While still not, strictly speaking, "underground," the MG Walker Society has done a remarkably good job of moving the SFU back into the shadows and away from the scrutiny of lawmakers and military investigators. (FOIA requests by this reporter to both the military and the FBI received responses to the effect of "never heard of it.")

The MG Walker Society still claims to publish The Resister as a 100-page semiannual journal, in addition to a monthly Periodic Intelligence Report, all available for a hefty $220 per year membership fee. Since the SPLC estimates that The Resister at its peak had as many as 3,000 members, even a lower subscription base would still provide quite the comfortable living in small-town North Carolina, where Barry still hangs his kilt a couple miles down the road from Fort Bragg.

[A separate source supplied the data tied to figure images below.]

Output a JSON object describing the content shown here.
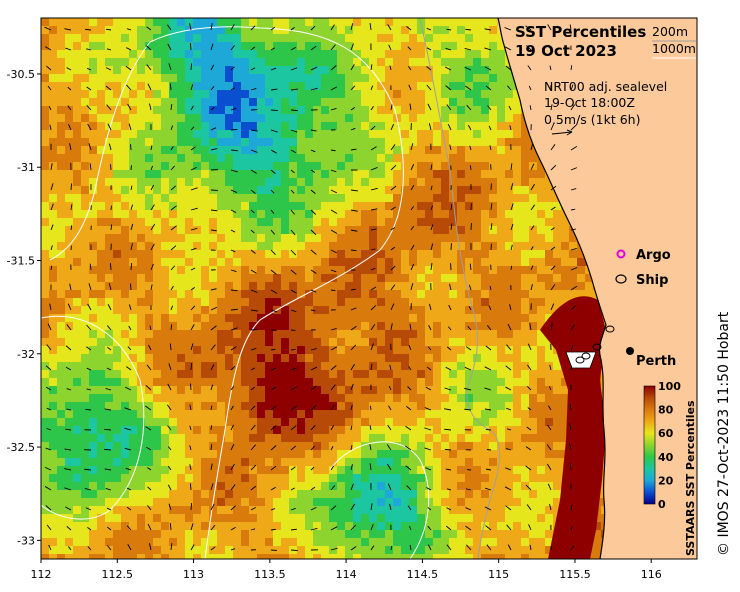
{
  "title": {
    "line1": "SST Percentiles",
    "line2": "19 Oct 2023"
  },
  "contour_key": {
    "c200": "200m",
    "c1000": "1000m"
  },
  "current_info": {
    "line1": "NRT00 adj. sealevel",
    "line2": "19-Oct 18:00Z",
    "line3": "0.5m/s (1kt 6h)"
  },
  "legend": {
    "argo": "Argo",
    "ship": "Ship",
    "perth": "Perth"
  },
  "colorbar": {
    "label": "SSTAARS SST Percentiles",
    "ticks": [
      "100",
      "80",
      "60",
      "40",
      "20",
      "0"
    ]
  },
  "credit": "© IMOS 27-Oct-2023 11:50 Hobart",
  "colors": {
    "land": "#FBC99A",
    "p0": "#00008B",
    "p10": "#0A4FD0",
    "p20": "#1EA8D8",
    "p30": "#1CC6A0",
    "p40": "#2EC64A",
    "p50": "#8ED42E",
    "p60": "#E6E61C",
    "p70": "#EFA818",
    "p80": "#D97A0C",
    "p90": "#B84A08",
    "p100": "#8E0000",
    "argo": "#E000E0"
  },
  "axes": {
    "x_ticks": [
      "112",
      "112.5",
      "113",
      "113.5",
      "114",
      "114.5",
      "115",
      "115.5",
      "116"
    ],
    "y_ticks": [
      "-30.5",
      "-31",
      "-31.5",
      "-32",
      "-32.5",
      "-33"
    ]
  }
}
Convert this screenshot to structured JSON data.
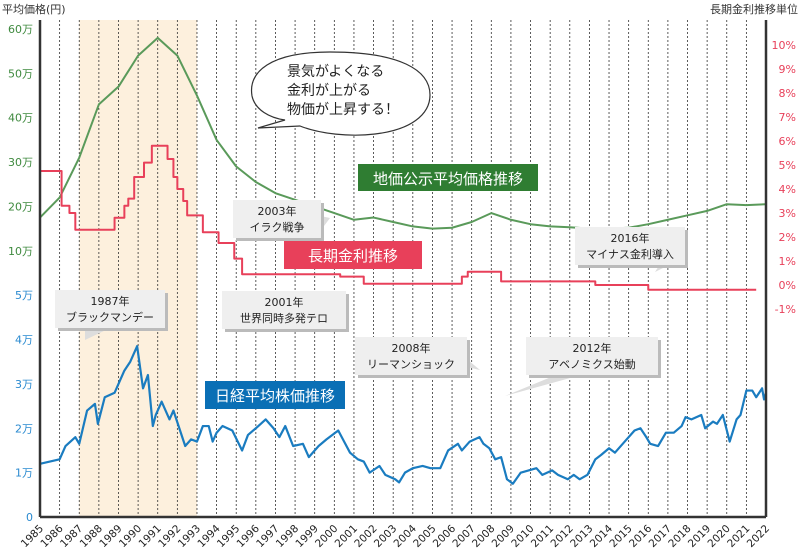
{
  "chart_data": {
    "type": "line",
    "left_axis_title": "平均価格(円)",
    "right_axis_title": "長期金利推移単位",
    "left_ticks": [
      {
        "v": 0,
        "l": "0"
      },
      {
        "v": 1,
        "l": "1万"
      },
      {
        "v": 2,
        "l": "2万"
      },
      {
        "v": 3,
        "l": "3万"
      },
      {
        "v": 4,
        "l": "4万"
      },
      {
        "v": 5,
        "l": "5万"
      },
      {
        "v": 10,
        "l": "10万"
      },
      {
        "v": 20,
        "l": "20万"
      },
      {
        "v": 30,
        "l": "30万"
      },
      {
        "v": 40,
        "l": "40万"
      },
      {
        "v": 50,
        "l": "50万"
      },
      {
        "v": 60,
        "l": "60万"
      }
    ],
    "right_ticks": [
      "-1%",
      "0%",
      "1%",
      "2%",
      "3%",
      "4%",
      "5%",
      "6%",
      "7%",
      "8%",
      "9%",
      "10%"
    ],
    "right_range": [
      -1,
      10
    ],
    "x_ticks": [
      "1985",
      "1986",
      "1987",
      "1988",
      "1989",
      "1990",
      "1991",
      "1992",
      "1993",
      "1994",
      "1995",
      "1996",
      "1997",
      "1998",
      "1999",
      "2000",
      "2001",
      "2002",
      "2003",
      "2004",
      "2005",
      "2006",
      "2007",
      "2008",
      "2009",
      "2010",
      "2011",
      "2012",
      "2013",
      "2014",
      "2015",
      "2016",
      "2017",
      "2018",
      "2019",
      "2020",
      "2021",
      "2022"
    ],
    "x_range": [
      1985,
      2022
    ],
    "shaded_period": [
      1987,
      1993
    ],
    "colors": {
      "land": "#5a9a5a",
      "rate": "#e8405a",
      "nikkei": "#1a7cc0",
      "shade": "#fdf0dd",
      "green_tick": "#3f8a3f",
      "blue_tick": "#2a8ad0"
    },
    "series": [
      {
        "name": "地価公示平均価格推移",
        "axis": "left",
        "unit": "万円",
        "points": [
          [
            1985,
            17.5
          ],
          [
            1986,
            22
          ],
          [
            1987,
            31
          ],
          [
            1988,
            43
          ],
          [
            1989,
            47
          ],
          [
            1990,
            54
          ],
          [
            1991,
            58
          ],
          [
            1992,
            54
          ],
          [
            1993,
            45
          ],
          [
            1994,
            35
          ],
          [
            1995,
            29
          ],
          [
            1996,
            25.5
          ],
          [
            1997,
            23
          ],
          [
            1998,
            21.5
          ],
          [
            1999,
            20
          ],
          [
            2000,
            18.5
          ],
          [
            2001,
            17
          ],
          [
            2002,
            17.5
          ],
          [
            2003,
            16.5
          ],
          [
            2004,
            15.5
          ],
          [
            2005,
            15
          ],
          [
            2006,
            15.2
          ],
          [
            2007,
            16.5
          ],
          [
            2008,
            18.5
          ],
          [
            2009,
            17
          ],
          [
            2010,
            16
          ],
          [
            2011,
            15.5
          ],
          [
            2012,
            15.3
          ],
          [
            2013,
            15
          ],
          [
            2014,
            15
          ],
          [
            2015,
            15.2
          ],
          [
            2016,
            16
          ],
          [
            2017,
            17
          ],
          [
            2018,
            18
          ],
          [
            2019,
            19
          ],
          [
            2020,
            20.5
          ],
          [
            2021,
            20.3
          ],
          [
            2022,
            20.5
          ]
        ]
      },
      {
        "name": "長期金利推移",
        "axis": "right",
        "unit": "%",
        "step": true,
        "points": [
          [
            1985,
            4.75
          ],
          [
            1986.1,
            3.3
          ],
          [
            1986.5,
            3.0
          ],
          [
            1986.8,
            2.3
          ],
          [
            1988.8,
            2.8
          ],
          [
            1989.3,
            3.3
          ],
          [
            1989.5,
            3.6
          ],
          [
            1989.8,
            4.5
          ],
          [
            1990.3,
            5.1
          ],
          [
            1990.7,
            5.8
          ],
          [
            1991.5,
            5.25
          ],
          [
            1991.8,
            4.5
          ],
          [
            1992.0,
            4.0
          ],
          [
            1992.3,
            3.5
          ],
          [
            1992.5,
            2.9
          ],
          [
            1993.3,
            2.2
          ],
          [
            1994.1,
            1.75
          ],
          [
            1994.9,
            1.1
          ],
          [
            1995.3,
            0.45
          ],
          [
            2000.3,
            0.35
          ],
          [
            2001.5,
            0.05
          ],
          [
            2006.5,
            0.35
          ],
          [
            2006.8,
            0.55
          ],
          [
            2008.5,
            0.15
          ],
          [
            2013.3,
            0.0
          ],
          [
            2016,
            -0.2
          ],
          [
            2021.5,
            -0.2
          ]
        ]
      },
      {
        "name": "日経平均株価推移",
        "axis": "left",
        "unit": "万円",
        "points": [
          [
            1985,
            1.2
          ],
          [
            1985.5,
            1.25
          ],
          [
            1986,
            1.3
          ],
          [
            1986.3,
            1.6
          ],
          [
            1986.8,
            1.8
          ],
          [
            1987,
            1.65
          ],
          [
            1987.4,
            2.4
          ],
          [
            1987.8,
            2.55
          ],
          [
            1987.95,
            2.1
          ],
          [
            1988.3,
            2.7
          ],
          [
            1988.8,
            2.8
          ],
          [
            1989.3,
            3.3
          ],
          [
            1989.6,
            3.5
          ],
          [
            1989.95,
            3.85
          ],
          [
            1990.25,
            2.9
          ],
          [
            1990.5,
            3.2
          ],
          [
            1990.75,
            2.05
          ],
          [
            1990.9,
            2.3
          ],
          [
            1991.2,
            2.6
          ],
          [
            1991.6,
            2.2
          ],
          [
            1991.8,
            2.4
          ],
          [
            1992.1,
            2.0
          ],
          [
            1992.4,
            1.6
          ],
          [
            1992.7,
            1.75
          ],
          [
            1993.0,
            1.7
          ],
          [
            1993.3,
            2.05
          ],
          [
            1993.6,
            2.05
          ],
          [
            1993.8,
            1.7
          ],
          [
            1994.0,
            1.9
          ],
          [
            1994.3,
            2.05
          ],
          [
            1994.8,
            1.95
          ],
          [
            1995.3,
            1.5
          ],
          [
            1995.6,
            1.85
          ],
          [
            1996.0,
            2.0
          ],
          [
            1996.5,
            2.2
          ],
          [
            1996.9,
            2.0
          ],
          [
            1997.2,
            1.8
          ],
          [
            1997.5,
            2.05
          ],
          [
            1997.9,
            1.6
          ],
          [
            1998.4,
            1.65
          ],
          [
            1998.7,
            1.35
          ],
          [
            1999.2,
            1.6
          ],
          [
            1999.6,
            1.75
          ],
          [
            2000.2,
            1.95
          ],
          [
            2000.5,
            1.7
          ],
          [
            2000.8,
            1.45
          ],
          [
            2001.2,
            1.3
          ],
          [
            2001.5,
            1.25
          ],
          [
            2001.8,
            1.0
          ],
          [
            2002.3,
            1.15
          ],
          [
            2002.6,
            0.95
          ],
          [
            2003.1,
            0.85
          ],
          [
            2003.3,
            0.78
          ],
          [
            2003.6,
            1.0
          ],
          [
            2004.0,
            1.1
          ],
          [
            2004.5,
            1.15
          ],
          [
            2004.9,
            1.1
          ],
          [
            2005.4,
            1.1
          ],
          [
            2005.8,
            1.5
          ],
          [
            2006.3,
            1.65
          ],
          [
            2006.5,
            1.5
          ],
          [
            2006.9,
            1.7
          ],
          [
            2007.4,
            1.8
          ],
          [
            2007.6,
            1.65
          ],
          [
            2007.9,
            1.55
          ],
          [
            2008.2,
            1.3
          ],
          [
            2008.5,
            1.35
          ],
          [
            2008.8,
            0.85
          ],
          [
            2009.1,
            0.75
          ],
          [
            2009.5,
            1.0
          ],
          [
            2009.9,
            1.05
          ],
          [
            2010.3,
            1.1
          ],
          [
            2010.6,
            0.95
          ],
          [
            2011.1,
            1.05
          ],
          [
            2011.4,
            0.95
          ],
          [
            2011.9,
            0.85
          ],
          [
            2012.2,
            0.95
          ],
          [
            2012.5,
            0.85
          ],
          [
            2012.9,
            0.95
          ],
          [
            2013.3,
            1.3
          ],
          [
            2013.6,
            1.4
          ],
          [
            2014.0,
            1.55
          ],
          [
            2014.3,
            1.45
          ],
          [
            2014.8,
            1.7
          ],
          [
            2015.3,
            1.95
          ],
          [
            2015.6,
            2.0
          ],
          [
            2015.9,
            1.8
          ],
          [
            2016.1,
            1.65
          ],
          [
            2016.5,
            1.6
          ],
          [
            2016.9,
            1.9
          ],
          [
            2017.3,
            1.9
          ],
          [
            2017.7,
            2.05
          ],
          [
            2017.9,
            2.25
          ],
          [
            2018.2,
            2.2
          ],
          [
            2018.7,
            2.3
          ],
          [
            2018.9,
            2.0
          ],
          [
            2019.3,
            2.15
          ],
          [
            2019.5,
            2.1
          ],
          [
            2019.8,
            2.3
          ],
          [
            2020.15,
            1.7
          ],
          [
            2020.5,
            2.2
          ],
          [
            2020.7,
            2.3
          ],
          [
            2021.0,
            2.85
          ],
          [
            2021.3,
            2.85
          ],
          [
            2021.5,
            2.7
          ],
          [
            2021.8,
            2.9
          ],
          [
            2021.9,
            2.65
          ],
          [
            2022,
            2.8
          ]
        ]
      }
    ],
    "legend_labels": {
      "land": "地価公示平均価格推移",
      "rate": "長期金利推移",
      "nikkei": "日経平均株価推移"
    },
    "bubble": [
      "景気がよくなる",
      "金利が上がる",
      "物価が上昇する！"
    ],
    "annotations": [
      {
        "year": "2003年",
        "event": "イラク戦争"
      },
      {
        "year": "2016年",
        "event": "マイナス金利導入"
      },
      {
        "year": "1987年",
        "event": "ブラックマンデー"
      },
      {
        "year": "2001年",
        "event": "世界同時多発テロ"
      },
      {
        "year": "2008年",
        "event": "リーマンショック"
      },
      {
        "year": "2012年",
        "event": "アベノミクス始動"
      }
    ]
  }
}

The MG Walker Society has accomplished one minor feat vis-a-vis "remaining underground"—no issues of The Resister since 2000 appear to have surfaced online, and as best Rotten.com can ascertain, not a single issue of the Periodic Intelligence Report has ever made its way into the press or onto the Internet.

However, if you look really hard, you can find some grousing on White Power message boards about the Society asking for more and more money while publishing fewer and fewer actual products. If the feds can't nail the SFU for hate crimes, leaking national security information or conspiring and inciting to overthrow the government—well, there's always mail fraud.